毎回、介護にまつわる問題点やちょっと困った介護スタッフの珍行動、介護現場での珍事件などを紹介するこのコーナー。今週は、『介護=つらい仕事』は誤解?という話題について紹介します。
世間一般の、介護の仕事のイメージは?
安倍晋三首相が新たな取り組みのテーマに介護問題を取り上げ、新聞やテレビなどで介護がピックアップされる機会が増えている。超ハイスピードで少子高齢化が進み、すでに介護人材が不足しているなか、課題とされているのが介護業界の労働条件。近年では“ブラック企業”などという労働条件の悪さを表す単語も一般化したが、介護業界はどうなのだろうか?
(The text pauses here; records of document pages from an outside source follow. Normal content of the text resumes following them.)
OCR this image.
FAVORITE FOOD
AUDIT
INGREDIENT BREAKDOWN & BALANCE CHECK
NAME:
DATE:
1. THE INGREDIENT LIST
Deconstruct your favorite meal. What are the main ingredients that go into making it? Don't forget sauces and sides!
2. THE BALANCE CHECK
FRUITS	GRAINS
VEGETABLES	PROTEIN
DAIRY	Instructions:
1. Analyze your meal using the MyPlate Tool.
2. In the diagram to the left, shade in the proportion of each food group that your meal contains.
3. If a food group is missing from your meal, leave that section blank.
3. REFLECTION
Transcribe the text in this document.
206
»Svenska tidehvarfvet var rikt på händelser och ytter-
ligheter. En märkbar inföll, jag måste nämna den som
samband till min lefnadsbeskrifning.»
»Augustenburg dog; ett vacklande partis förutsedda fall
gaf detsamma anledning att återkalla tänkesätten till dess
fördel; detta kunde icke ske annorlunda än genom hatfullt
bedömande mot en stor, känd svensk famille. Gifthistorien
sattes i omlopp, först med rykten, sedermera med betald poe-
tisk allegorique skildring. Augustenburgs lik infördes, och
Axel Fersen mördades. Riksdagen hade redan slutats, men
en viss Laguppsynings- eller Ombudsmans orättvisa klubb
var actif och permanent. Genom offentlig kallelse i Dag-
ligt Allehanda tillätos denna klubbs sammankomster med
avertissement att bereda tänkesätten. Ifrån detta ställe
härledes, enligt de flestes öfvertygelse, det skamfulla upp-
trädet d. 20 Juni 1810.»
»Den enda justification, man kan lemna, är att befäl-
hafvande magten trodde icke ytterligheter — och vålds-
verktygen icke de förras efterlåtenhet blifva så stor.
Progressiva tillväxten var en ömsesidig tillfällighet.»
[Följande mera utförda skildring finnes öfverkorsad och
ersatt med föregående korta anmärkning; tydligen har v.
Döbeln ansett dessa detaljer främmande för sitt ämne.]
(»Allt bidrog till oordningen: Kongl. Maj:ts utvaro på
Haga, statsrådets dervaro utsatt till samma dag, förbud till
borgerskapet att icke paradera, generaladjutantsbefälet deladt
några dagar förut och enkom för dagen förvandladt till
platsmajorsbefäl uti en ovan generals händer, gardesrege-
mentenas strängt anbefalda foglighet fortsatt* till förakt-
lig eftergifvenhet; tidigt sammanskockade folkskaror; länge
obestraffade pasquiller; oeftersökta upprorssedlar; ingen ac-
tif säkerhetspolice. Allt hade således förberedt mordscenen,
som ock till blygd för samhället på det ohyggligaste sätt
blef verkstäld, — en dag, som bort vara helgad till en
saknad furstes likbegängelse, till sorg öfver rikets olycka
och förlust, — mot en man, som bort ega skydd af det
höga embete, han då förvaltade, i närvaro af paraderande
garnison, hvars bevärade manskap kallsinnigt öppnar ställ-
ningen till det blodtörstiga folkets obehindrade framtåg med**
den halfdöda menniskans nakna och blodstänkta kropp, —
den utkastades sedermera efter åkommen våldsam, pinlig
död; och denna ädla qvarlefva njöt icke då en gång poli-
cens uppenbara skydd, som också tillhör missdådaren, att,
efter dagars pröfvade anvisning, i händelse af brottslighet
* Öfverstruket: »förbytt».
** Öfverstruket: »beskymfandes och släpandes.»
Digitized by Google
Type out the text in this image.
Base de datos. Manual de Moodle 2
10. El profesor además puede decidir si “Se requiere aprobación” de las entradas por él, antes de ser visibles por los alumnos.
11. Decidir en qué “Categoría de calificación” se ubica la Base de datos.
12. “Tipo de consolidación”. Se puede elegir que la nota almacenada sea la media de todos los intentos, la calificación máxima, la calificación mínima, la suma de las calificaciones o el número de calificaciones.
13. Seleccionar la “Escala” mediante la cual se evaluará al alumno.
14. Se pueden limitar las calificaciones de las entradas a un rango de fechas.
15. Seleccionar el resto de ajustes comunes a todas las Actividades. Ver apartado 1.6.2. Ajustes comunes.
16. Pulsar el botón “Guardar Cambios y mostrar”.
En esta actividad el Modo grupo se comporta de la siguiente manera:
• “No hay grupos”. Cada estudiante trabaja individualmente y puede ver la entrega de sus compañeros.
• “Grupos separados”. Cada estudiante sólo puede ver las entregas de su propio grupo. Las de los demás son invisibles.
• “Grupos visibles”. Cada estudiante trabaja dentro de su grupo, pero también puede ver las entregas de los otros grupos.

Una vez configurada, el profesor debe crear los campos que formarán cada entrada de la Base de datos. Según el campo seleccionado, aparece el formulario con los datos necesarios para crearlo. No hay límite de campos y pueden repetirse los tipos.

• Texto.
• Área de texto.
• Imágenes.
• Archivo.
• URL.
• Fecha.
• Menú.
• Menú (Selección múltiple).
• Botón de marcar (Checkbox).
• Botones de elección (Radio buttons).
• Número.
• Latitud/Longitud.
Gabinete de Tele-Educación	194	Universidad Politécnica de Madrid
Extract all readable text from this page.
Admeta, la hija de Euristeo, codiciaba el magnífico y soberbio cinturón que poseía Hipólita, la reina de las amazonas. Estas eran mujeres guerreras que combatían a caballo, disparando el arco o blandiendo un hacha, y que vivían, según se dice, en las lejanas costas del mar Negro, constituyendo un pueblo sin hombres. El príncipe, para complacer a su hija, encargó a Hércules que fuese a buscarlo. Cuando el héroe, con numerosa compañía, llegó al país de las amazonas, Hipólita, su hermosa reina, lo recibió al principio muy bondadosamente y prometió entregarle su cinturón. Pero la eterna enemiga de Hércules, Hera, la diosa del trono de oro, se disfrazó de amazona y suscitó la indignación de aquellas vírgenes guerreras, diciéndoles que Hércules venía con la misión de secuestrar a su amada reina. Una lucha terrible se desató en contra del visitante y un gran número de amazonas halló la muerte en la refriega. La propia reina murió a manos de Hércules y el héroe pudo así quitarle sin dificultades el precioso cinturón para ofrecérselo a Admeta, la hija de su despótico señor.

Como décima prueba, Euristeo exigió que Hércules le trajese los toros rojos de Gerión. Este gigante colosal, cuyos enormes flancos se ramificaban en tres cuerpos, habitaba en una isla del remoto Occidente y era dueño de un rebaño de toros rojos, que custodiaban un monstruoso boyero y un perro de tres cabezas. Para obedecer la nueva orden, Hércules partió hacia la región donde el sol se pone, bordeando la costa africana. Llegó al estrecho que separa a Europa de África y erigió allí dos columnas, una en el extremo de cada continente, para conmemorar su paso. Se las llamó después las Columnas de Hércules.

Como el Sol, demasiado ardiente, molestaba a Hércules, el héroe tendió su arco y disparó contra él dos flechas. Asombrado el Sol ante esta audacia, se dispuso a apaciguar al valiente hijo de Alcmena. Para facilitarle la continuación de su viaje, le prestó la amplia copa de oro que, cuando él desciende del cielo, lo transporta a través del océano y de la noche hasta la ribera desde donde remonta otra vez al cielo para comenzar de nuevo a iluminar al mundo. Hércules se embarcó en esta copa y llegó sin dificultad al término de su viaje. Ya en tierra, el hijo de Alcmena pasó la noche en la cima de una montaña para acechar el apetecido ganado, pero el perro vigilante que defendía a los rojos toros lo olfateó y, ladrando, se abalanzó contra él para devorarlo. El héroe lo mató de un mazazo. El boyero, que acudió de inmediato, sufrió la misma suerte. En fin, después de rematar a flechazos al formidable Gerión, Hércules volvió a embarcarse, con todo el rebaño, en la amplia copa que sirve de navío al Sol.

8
2015年にリクルートキャリアが行った「介護サービス業 職業イメージ調査 2015」によると、介護サービス業に対する全国の学生・社会人のイメージは以下のようなものだった。
・「社会的な意義が大きい仕事だと思う」38.8%
・「今後成長していく業界だと思う」30.9%
と、ポジティブなイメージがある一方で、
・「体力的にきつい仕事の多い業界だと思う」61.0%
・「精神的にきつい仕事が多い業界だと思う」53.8%
と、ネガティブなイメージも強い。
また
48.0%の人が「給与水準が低めの業界だと思う」と回答している。
「介護の仕事は、特別大変」ではない?
しかし介護現場で働く人たちの中には、そういったネガティブなイメージに強い違和感を抱く人は少なくない。都内の事業所でヘルパーとして働く30代の男性・Oさんは、こう憤る。
「ヘルパーの仕事は、確かに稼ぎが良いとは言えないですし、体力的にも大変ですし、勤務時間も不規則です。けれども、例えば工事現場で働く人と比べれば、冬は暖房が、夏は冷房が利いた所で働けますし、力仕事と言っても工事現場ほどではないでしょうし、利用者から感謝の言葉をもらったりすることもあります。
介護の仕事は、決してラクな仕事ではありませんが、特別大変な仕事ではないんです。けれども、介護の仕事がピックアップされる時というのは、必ず『人手が足りない』『給料が安い』『職員が利用者を虐待した』といったニュースばかり。そんなニュースばっかり見せられたら、誰も介護業界に入ろうなんて思わないですよね」
ヘルパーの給与は、主婦のパートではむしろ高い!
また、近畿地方でヘルパーとして働く40代の女性・Tさんは、「給料が安い」というイメージに、強く反発する。
「介護業界の給料が安いって思ってる人は、一度も介護の仕事を探してみたことがないんじゃないですか? 私が住んでいる地域で、主婦が昼間にパートで時給1000円以上を稼ごうと思ったら、候補となるのはヘルパーしかありません。私は未経験で入りましたし、時間の融通も利きますし、人手が不足しているので少々のワガママもきいてもらえます。地元の知り合いの和も広がりますし、ヘルパーの仕事をすごく気に入っています。」
TさんもOさんと同様、ネガティブなことばかりがニュースなどで報じられることには不満があるのだそう。
確かに報じる側からすれば、問題点を探して報じるのが仕事。報道によって世間の目が向くことで、政治が動き、待遇や環境が改善される効果もある。
その一方で、いたずらに危機感や不安感を煽る報道は、かえって介護の仕事を敬遠させることにつながり、人材不足を加速させてしまう。また、現場の人間が傷つき、仕事へのやる気がそがれてしまうことも。
報道する際には、世間のイメージと実際の仕事のギャップや、介護の仕事の良い部分にも、ぜひ目を向けてほしいものだ。